Запах материнского – это не запах молока, а запах крови: в таз льется «густая темно-красная кровь, от которой шел пар»108.
Но ситуация в рассказе усложняется тем, что место повествовательницы двойственно: она не только дочь, но и мать. Если ее разрыв с материнским как с отвратительным абъектом, тем другим в себе, от которого надо освободиться через жертвоприношение материнского, выражается прежде всего через запах, то отношение к сыну выражено через прикосновение, касание, объятие109. От матери героиня все время отстраняется – сына обнимает и прижимает к себе.
Если запах маркирует отвратительное, которое, по Кристевой, «взрывает самотождественность, систему, порядок <…>, не признает границ, положений дел, правил»110, то касание не разрушает границы, а, напротив, обозначает границу как связь. «Касание, – пишет Михаил Эпштейн, – есть всегда акт встречный, это пребывание на той границе, которая разделяет и одновременно соединяет двоих и которая в силу своей пограничности не может принадлежать только одному»111. Но материнское объятие у Василенко изображается и как защищающее, спасительное, и одновременно как агрессивное, почти насильственное вторжение в другое (в тело сына), как та «власть блаженных и удушающих объятий», о которой писала М. Николчина.

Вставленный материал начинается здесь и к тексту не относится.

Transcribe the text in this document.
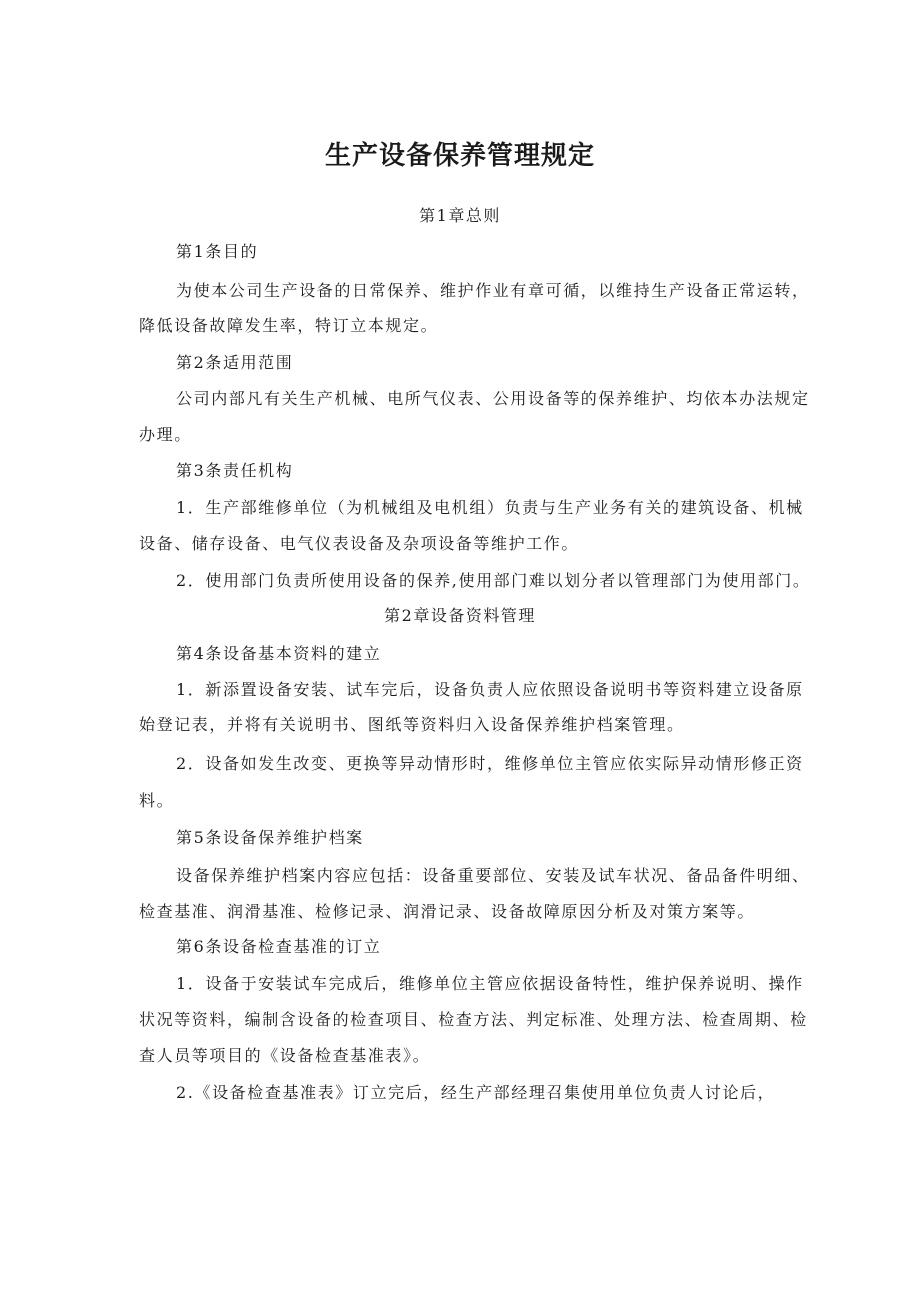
生产设备保养管理规定
第1章总则
第1条目的
为使本公司生产设备的日常保养、维护作业有章可循，以维持生产设备正常运转，
降低设备故障发生率，特订立本规定。
第2条适用范围
公司内部凡有关生产机械、电所气仪表、公用设备等的保养维护、均依本办法规定
办理。
第3条责任机构
1．生产部维修单位（为机械组及电机组）负责与生产业务有关的建筑设备、机械
设备、储存设备、电气仪表设备及杂项设备等维护工作。
2．使用部门负责所使用设备的保养,使用部门难以划分者以管理部门为使用部门。
第2章设备资料管理
第4条设备基本资料的建立
1．新添置设备安装、试车完后，设备负责人应依照设备说明书等资料建立设备原
始登记表，并将有关说明书、图纸等资料归入设备保养维护档案管理。
2．设备如发生改变、更换等异动情形时，维修单位主管应依实际异动情形修正资
料。
第5条设备保养维护档案
设备保养维护档案内容应包括：设备重要部位、安装及试车状况、备品备件明细、
检查基准、润滑基准、检修记录、润滑记录、设备故障原因分析及对策方案等。
第6条设备检查基准的订立
1．设备于安装试车完成后，维修单位主管应依据设备特性，维护保养说明、操作
状况等资料，编制含设备的检查项目、检查方法、判定标准、处理方法、检查周期、检
查人员等项目的《设备检查基准表》。
2.《设备检查基准表》订立完后，经生产部经理召集使用单位负责人讨论后，
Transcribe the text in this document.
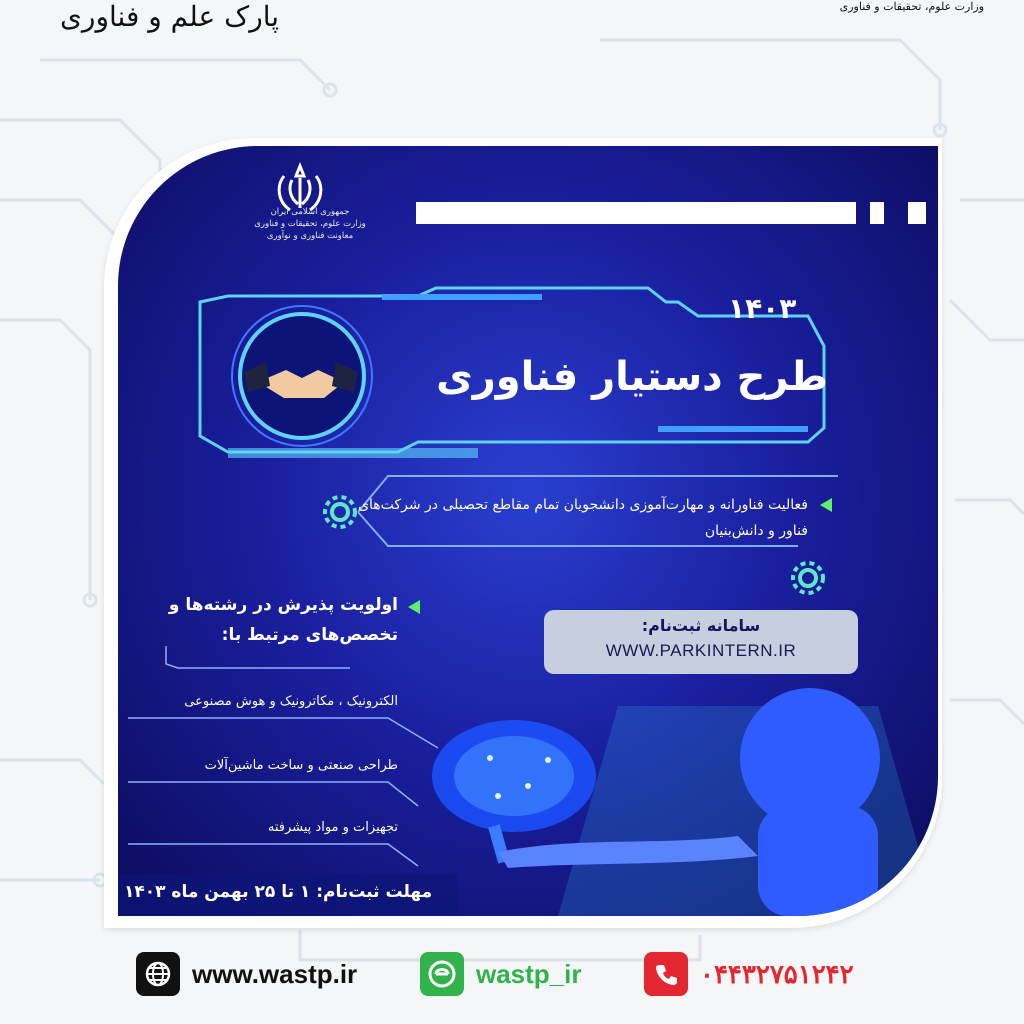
پارک علم و فناوری	وزارت علوم، تحقیقات و فناوری
جمهوری اسلامی ایران
وزارت علوم، تحقیقات و فناوری
معاونت فناوری و نوآوری
۱۴۰۳
طرح دستیار فناوری
فعالیت فناورانه و مهارت‌آموزی دانشجویان تمام مقاطع تحصیلی در شرکت‌های فناور و دانش‌بنیان
اولویت پذیرش در رشته‌ها و تخصص‌های مرتبط با:
الکترونیک ، مکاترونیک و هوش مصنوعی
طراحی صنعتی و ساخت ماشین‌آلات
تجهیزات و مواد پیشرفته
سامانه ثبت‌نام:
WWW.PARKINTERN.IR
مهلت ثبت‌نام: ۱ تا ۲۵ بهمن ماه ۱۴۰۳
www.wastp.ir	wastp_ir	۰۴۴۳۲۷۵۱۲۴۲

Неожиданно он резко перегнулся вперед, и я, испугавшись, что он упадет головой вниз, сбросила его махом с перегородки и, испугавшись еще больше, накинулась на него, закрывая поцелуем его раскрытый так, что видно было влажное розовое горло, плачущий рот, его мокрые глаза; я целовала его руки, словно проверяя губами, что они не сломаны, и между его захлебывающимися рыданиями крикнула матери: «Вот такие свиньи и едят детей! Резать надо! Любуется!» И, схватив сына на руки, побежала в дом, уносила его, как уносит самка своего детеныша, беспрестанно целуя его, словно облизывая, – подальше от опасности.
И когда я бежала по деревянной дорожке, в пятку мне до самой кости впился гвоздь, и я, ослепленная болью, крикнула: «Резать!»112
Важно, что этот эпизод заканчивается еще одним «прикосновением» – вторжением гвоздя в тело повествовательницы, которая безусловно представлена как двойственное существо: она мать, порабощающая своего ребенка силой объятия, и она дочь, которая «касается» своей матери опосредованно, через боль, через рану.

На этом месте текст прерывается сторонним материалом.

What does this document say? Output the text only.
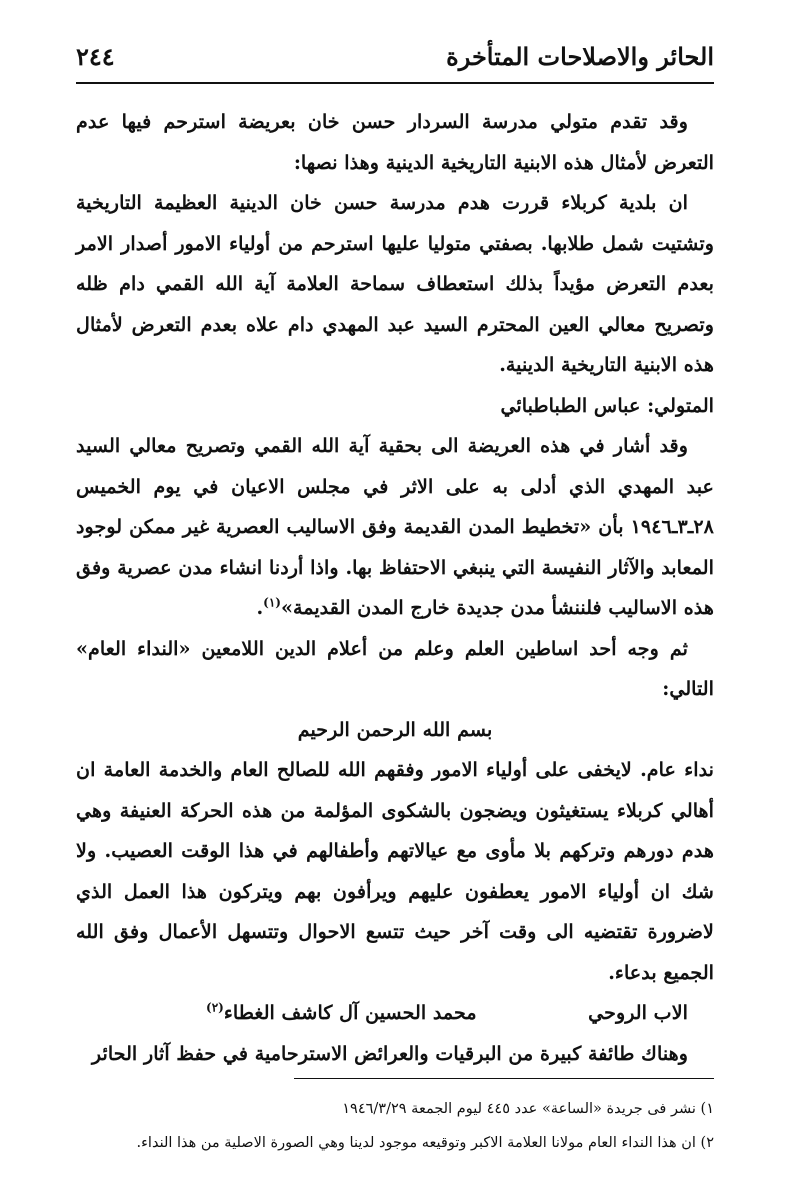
الحائر والاصلاحات المتأخرة
٢٤٤

وقد تقدم متولي مدرسة السردار حسن خان بعريضة استرحم فيها عدم التعرض لأمثال هذه الابنية التاريخية الدينية وهذا نصها:

ان بلدية كربلاء قررت هدم مدرسة حسن خان الدينية العظيمة التاريخية وتشتيت شمل طلابها. بصفتي متوليا عليها استرحم من أولياء الامور أصدار الامر بعدم التعرض مؤيداً بذلك استعطاف سماحة العلامة آية الله القمي دام ظله وتصريح معالي العين المحترم السيد عبد المهدي دام علاه بعدم التعرض لأمثال هذه الابنية التاريخية الدينية.

المتولي: عباس الطباطبائي

وقد أشار في هذه العريضة الى بحقية آية الله القمي وتصريح معالي السيد عبد المهدي الذي أدلى به على الاثر في مجلس الاعيان في يوم الخميس ٢٨ـ٣ـ١٩٤٦ بأن «تخطيط المدن القديمة وفق الاساليب العصرية غير ممكن لوجود المعابد والآثار النفيسة التي ينبغي الاحتفاظ بها. واذا أردنا انشاء مدن عصرية وفق هذه الاساليب فلننشأ مدن جديدة خارج المدن القديمة»$^{(١)}$.

ثم وجه أحد اساطين العلم وعلم من أعلام الدين اللامعين «النداء العام» التالي:

بسم الله الرحمن الرحيم

نداء عام. لايخفى على أولياء الامور وفقهم الله للصالح العام والخدمة العامة ان أهالي كربلاء يستغيثون ويضجون بالشكوى المؤلمة من هذه الحركة العنيفة وهي هدم دورهم وتركهم بلا مأوى مع عيالاتهم وأطفالهم في هذا الوقت العصيب. ولا شك ان أولياء الامور يعطفون عليهم ويرأفون بهم ويتركون هذا العمل الذي لاضرورة تقتضيه الى وقت آخر حيث تتسع الاحوال وتتسهل الأعمال وفق الله الجميع بدعاء.

الاب الروحي
محمد الحسين آل كاشف الغطاء$^{(٢)}$

وهناك طائفة كبيرة من البرقيات والعرائض الاسترحامية في حفظ آثار الحائر

١) نشر فى جريدة «الساعة» عدد ٤٤٥ ليوم الجمعة ١٩٤٦/٣/٢٩

٢) ان هذا النداء العام مولانا العلامة الاكبر وتوقيعه موجود لدينا وهي الصورة الاصلية من هذا النداء.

Касание здесь приобретает черты не эротические, а садистские. Григорий Тульчинский замечает, что в российской культурной традиции субъект часто осуществляет самоопределение через опыт боли. Рана – способ прикоснуться к своему телу и понять другого113. В рассказе Василенко физическая травма – пролог к травматической ситуации убийства, где женское, женщина занимает позицию и палача, и жертвы. Причем обе эти роли она выполняет не только по отношению к «материнскому» телу Васьки, но и по отношению к собственному сыну, которому разрешает смотреть на процесс убийства, ведомая ощущением, что «сын не должен быть похож на женоподобных моих ровесников, которых тошнит от одного вида отрубленной головы петуха. Он должен быть мужчиной, чтобы смог сам зарезать свинью, пристрелить больную собаку и убить ударом кулака в лоб кролика, как дядя Коля» (198).
После смерти Хрюши запах свиньи не исчезает, а остается и переходит на нее самое, и она в свою очередь становится для сына объектом отвращения, которое делает невозможным объятие, касание.
До меня донесся острый неприятный запах. Это потянуло ветром от Васькиного загона, и показалось, что Васька жив. <…> Я подняла голову и увидела сына. Он стоял у сарая. Он рассматривал меня наморщив лоб, мучительно пытаясь что-то понять. Взгляд его был совсем взрослым и чужим. Пристально и зло смотрели на меня его голубые глаза.
– Иди ко мне, – позвала я его.
Он не двигался. Я встала. Он начал пятиться. Глаза его были полны ужаса. <…> Он убегал. И еще не зная, зачем я это делаю, я побежала за ним.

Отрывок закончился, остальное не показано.